Parisa Norouzi, executive director of Empower D.C., a nonprofit community organizing group, said the nomination is intended to start a conversation around Barry Farm and affordable housing. She also hopes it will change the redevelopment plan to “honor, respect, and preserve some of the really important history of Barry Farms — not just the Civil War–era history, but also the history of the public housing community itself.”
Preserving this rich history, residents believe, should be a top priority throughout the development process. Many residents agree the poor living conditions at Barry Farm must be addressed. The site had become infested with pests, appliances needed repairs, and buildings were dilapidated long before demolition began last year. However, residents want to preserve the style of the historic townhouses and the layout of the street grid, which is the last remaining element from the original Civil War-era community. “The residents of Barry Farms felt like they wanted the new community to have the same feeling as their home, not high-rise stacked apartments that could look like any suburb you’ve ever been to,” Norouzi said.
A year ago, redevelopment was delayed after the Tenants and Allies Association protested that being displaced would cause much more hardship for residents than the New Communities Initiative claimed. The D.C. Court of Appeals ruled in the tenants’ favor last April and sent the development plan back to the Zoning Commission, although demolition continued even after the judges’ decision.
As part of the redevelopment plans, households were given the option to either obtain a Housing Choice Voucher to find permanent housing elsewhere on the open market, or to accept an interim placement within the public housing system with a guaranteed right to return to Barry Farm after its completion. Many planned to return in 2020, the expected completion date, but are now unsure when the project will be completed. A common worry among displaced residents is that their community will not be the same when development is finished.
Nicole Odom, an organizing assistant at Empower D.C. and a former resident at Barry Farm, said that community members have had difficulty staying in contact with one another since being displaced. “The move has separated families, it’s separated friends. Right when I was gaining wonderful relationships with my neighbors, we all had to go our separate ways,” she said.
Odom worries that it will be difficult to re-create the sense of community that Barry Farm once had, especially if it is turned into a mixed-income development. She also shares concerns with other residents that those in public housing will face prejudice from their higher-income neighbors.
According to a statement from the Office of the Deputy Mayor for Planning and Economic Development, the planning committee for the project organized six meetings and made presentations at nine others to gather community feedback and to share updates on the progress of development.
However, Odom said residents feel their voices were largely ignored by the New Communities Initiative throughout the planning process. “There have been opportunities for residents to say what they want, but I don’t feel like it’s been taken seriously or incorporated in any way,” Odom said. “They have these meetings that are supposed to be engaging, but that’s just for photo ops, in my opinion.”

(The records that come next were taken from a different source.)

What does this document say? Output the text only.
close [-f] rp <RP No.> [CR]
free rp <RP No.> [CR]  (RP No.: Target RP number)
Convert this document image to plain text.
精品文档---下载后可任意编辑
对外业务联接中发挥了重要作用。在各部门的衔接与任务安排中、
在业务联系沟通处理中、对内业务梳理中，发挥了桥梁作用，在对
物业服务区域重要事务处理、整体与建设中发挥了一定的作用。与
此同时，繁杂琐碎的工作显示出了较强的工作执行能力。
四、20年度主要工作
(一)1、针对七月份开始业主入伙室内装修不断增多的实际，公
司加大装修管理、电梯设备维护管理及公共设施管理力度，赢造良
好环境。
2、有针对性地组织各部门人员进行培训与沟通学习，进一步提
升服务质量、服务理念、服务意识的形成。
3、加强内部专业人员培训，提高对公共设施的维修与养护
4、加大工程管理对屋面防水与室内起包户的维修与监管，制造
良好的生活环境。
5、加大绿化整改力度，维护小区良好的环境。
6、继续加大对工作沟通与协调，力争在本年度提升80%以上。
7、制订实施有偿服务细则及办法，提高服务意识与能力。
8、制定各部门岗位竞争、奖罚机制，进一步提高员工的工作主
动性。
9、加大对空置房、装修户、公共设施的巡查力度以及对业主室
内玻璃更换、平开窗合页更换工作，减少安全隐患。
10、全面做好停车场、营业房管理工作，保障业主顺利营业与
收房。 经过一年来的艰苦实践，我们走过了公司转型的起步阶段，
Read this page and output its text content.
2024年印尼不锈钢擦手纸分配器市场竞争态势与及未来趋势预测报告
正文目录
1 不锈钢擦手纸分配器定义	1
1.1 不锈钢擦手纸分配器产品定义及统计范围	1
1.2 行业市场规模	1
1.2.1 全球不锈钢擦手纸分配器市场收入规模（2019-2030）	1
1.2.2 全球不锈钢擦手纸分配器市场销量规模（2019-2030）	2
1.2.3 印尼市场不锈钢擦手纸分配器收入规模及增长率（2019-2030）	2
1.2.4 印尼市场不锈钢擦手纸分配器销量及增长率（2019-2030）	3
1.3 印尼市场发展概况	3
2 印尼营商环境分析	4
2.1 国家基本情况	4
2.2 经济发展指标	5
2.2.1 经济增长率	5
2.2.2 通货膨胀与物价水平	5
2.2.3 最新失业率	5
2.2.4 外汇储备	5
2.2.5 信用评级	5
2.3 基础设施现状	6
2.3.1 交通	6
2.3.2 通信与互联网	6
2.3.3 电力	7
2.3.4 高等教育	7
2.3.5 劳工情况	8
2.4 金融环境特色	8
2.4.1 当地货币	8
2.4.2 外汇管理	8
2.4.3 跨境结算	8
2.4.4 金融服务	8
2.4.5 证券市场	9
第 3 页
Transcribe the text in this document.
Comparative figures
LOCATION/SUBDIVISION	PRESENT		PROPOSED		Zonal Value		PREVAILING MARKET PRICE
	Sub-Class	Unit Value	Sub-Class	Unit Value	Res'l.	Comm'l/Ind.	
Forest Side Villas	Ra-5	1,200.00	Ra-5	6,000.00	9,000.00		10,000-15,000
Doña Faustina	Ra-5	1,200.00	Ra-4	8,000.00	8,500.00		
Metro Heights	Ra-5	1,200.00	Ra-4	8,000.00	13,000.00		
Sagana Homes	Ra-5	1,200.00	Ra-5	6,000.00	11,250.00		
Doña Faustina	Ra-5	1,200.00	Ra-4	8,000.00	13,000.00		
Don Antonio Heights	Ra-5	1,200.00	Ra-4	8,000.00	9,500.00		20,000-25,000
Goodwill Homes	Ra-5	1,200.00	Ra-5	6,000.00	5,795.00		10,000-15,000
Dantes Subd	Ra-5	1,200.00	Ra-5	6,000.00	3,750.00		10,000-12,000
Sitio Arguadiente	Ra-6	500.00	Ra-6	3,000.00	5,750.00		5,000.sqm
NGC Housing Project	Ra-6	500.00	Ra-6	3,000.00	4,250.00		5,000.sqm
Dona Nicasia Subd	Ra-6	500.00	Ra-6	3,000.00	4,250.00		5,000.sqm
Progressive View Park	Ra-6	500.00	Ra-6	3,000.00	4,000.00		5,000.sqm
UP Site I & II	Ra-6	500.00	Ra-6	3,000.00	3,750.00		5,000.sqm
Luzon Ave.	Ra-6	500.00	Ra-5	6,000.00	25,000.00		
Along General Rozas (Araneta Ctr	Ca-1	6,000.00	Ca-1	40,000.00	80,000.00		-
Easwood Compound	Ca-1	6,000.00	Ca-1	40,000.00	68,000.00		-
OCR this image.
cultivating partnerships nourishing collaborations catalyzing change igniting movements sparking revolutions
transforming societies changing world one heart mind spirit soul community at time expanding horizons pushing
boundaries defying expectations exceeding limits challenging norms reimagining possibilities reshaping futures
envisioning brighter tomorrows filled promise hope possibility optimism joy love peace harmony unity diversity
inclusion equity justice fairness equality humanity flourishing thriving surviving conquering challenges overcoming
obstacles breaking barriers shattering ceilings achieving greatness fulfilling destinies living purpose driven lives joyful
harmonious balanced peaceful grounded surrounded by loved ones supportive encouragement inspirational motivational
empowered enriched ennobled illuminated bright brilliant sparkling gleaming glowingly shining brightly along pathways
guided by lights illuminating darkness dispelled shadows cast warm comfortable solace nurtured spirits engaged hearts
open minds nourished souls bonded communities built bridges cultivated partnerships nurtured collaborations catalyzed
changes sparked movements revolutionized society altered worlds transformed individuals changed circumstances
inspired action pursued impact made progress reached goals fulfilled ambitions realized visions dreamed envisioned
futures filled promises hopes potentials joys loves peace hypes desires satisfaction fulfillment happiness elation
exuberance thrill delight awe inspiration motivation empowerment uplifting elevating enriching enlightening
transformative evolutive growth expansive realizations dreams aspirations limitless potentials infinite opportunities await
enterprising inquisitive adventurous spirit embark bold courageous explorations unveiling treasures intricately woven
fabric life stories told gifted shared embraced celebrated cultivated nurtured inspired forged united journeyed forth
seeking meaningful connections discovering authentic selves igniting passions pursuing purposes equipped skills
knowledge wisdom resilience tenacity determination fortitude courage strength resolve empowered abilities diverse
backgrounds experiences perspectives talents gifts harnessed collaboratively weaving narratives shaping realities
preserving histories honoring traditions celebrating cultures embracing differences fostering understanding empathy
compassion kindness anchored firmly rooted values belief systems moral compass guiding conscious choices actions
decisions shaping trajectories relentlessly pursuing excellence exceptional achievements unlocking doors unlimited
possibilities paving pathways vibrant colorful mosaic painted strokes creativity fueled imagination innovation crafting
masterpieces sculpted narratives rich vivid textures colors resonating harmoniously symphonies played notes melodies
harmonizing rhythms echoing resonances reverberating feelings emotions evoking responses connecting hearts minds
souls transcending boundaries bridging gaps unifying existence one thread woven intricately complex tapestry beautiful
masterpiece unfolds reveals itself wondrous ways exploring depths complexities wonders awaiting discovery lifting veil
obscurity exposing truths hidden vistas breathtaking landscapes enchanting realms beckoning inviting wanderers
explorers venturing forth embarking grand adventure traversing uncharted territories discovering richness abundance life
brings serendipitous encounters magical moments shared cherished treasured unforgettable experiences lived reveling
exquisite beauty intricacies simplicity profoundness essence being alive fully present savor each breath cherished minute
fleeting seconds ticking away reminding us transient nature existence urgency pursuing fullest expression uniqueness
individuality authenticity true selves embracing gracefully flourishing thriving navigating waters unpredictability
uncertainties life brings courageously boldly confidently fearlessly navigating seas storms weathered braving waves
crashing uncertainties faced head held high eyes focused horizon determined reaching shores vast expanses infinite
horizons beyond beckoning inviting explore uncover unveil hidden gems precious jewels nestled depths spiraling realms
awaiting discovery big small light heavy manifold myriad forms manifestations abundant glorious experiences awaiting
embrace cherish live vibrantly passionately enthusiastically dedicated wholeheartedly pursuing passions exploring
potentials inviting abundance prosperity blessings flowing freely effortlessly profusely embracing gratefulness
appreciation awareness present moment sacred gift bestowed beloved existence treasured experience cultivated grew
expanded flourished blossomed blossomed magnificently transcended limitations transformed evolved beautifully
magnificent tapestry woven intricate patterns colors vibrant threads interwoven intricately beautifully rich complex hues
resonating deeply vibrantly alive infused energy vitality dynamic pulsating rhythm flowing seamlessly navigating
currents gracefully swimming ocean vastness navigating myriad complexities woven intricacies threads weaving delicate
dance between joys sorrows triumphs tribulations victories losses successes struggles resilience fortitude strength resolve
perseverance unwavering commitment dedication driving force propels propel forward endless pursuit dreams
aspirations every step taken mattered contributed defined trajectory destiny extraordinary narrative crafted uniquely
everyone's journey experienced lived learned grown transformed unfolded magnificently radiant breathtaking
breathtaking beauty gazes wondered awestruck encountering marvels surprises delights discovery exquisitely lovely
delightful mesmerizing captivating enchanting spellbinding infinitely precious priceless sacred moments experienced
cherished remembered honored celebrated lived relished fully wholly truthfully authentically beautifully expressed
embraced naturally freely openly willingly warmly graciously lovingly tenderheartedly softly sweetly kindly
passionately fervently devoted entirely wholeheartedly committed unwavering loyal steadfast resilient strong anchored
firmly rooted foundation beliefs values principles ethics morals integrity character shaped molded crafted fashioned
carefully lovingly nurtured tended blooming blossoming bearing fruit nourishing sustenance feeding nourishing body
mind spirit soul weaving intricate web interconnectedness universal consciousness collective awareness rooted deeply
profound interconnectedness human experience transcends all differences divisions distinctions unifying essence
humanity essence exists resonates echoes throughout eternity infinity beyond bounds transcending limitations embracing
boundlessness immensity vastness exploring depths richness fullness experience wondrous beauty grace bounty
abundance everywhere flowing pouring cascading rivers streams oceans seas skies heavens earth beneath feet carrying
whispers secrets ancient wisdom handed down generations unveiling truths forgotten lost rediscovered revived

In a written statement regarding the nomination for historic landmark status, Christine Goodman, supervisory media relations specialist with the D.C. Housing Authority said, “community input and advice is always welcomed and while the land and community hold a lot of local and national history, a historic designation does not come with a monetary commitment to rehabilitate the property.”
Goodman also warned that historic designation would create new hurdles in bringing families back to Barry Farm, given the current state of the housing there. “The physical condition of the buildings at Barry Farm make rehabilitation impossible, this is why DCHA is redeveloping the community so that the families can return to new homes as soon as possible,” Goodman wrote. “A designation that will stop or delay the redevelopment does not solve the conditions of the buildings.”
Renovating buildings at Barry Farm is not viable, according to the Office of the Deputy Mayor for Planning and Economic Development’s statement: “The goal remains to redevelop the entire site. All existing buildings are being demolished.”
Empower D.C. is working with the Tenants and Allies Association on an alternative redevelopment plan that would maintain the historic street grid, townhouse-style buildings, and private yards. Their community development plan also demands the association be included in all decision-making, that all new units be affordable, and that there be no loss of tenant rights.
A public hearing on the historic nomination is expected in June, Norouzi said. “We want to force this conversation about what is the impact when we wipe away communities that are a part of the fabric of the city,” she said. “What are we doing to ensure we’re not just erasing our culture and our history?”
Only five households remain at Barry Farm, and the government has filed applications to demolish eight more buildings in the neighborhood on Stevens Road SE.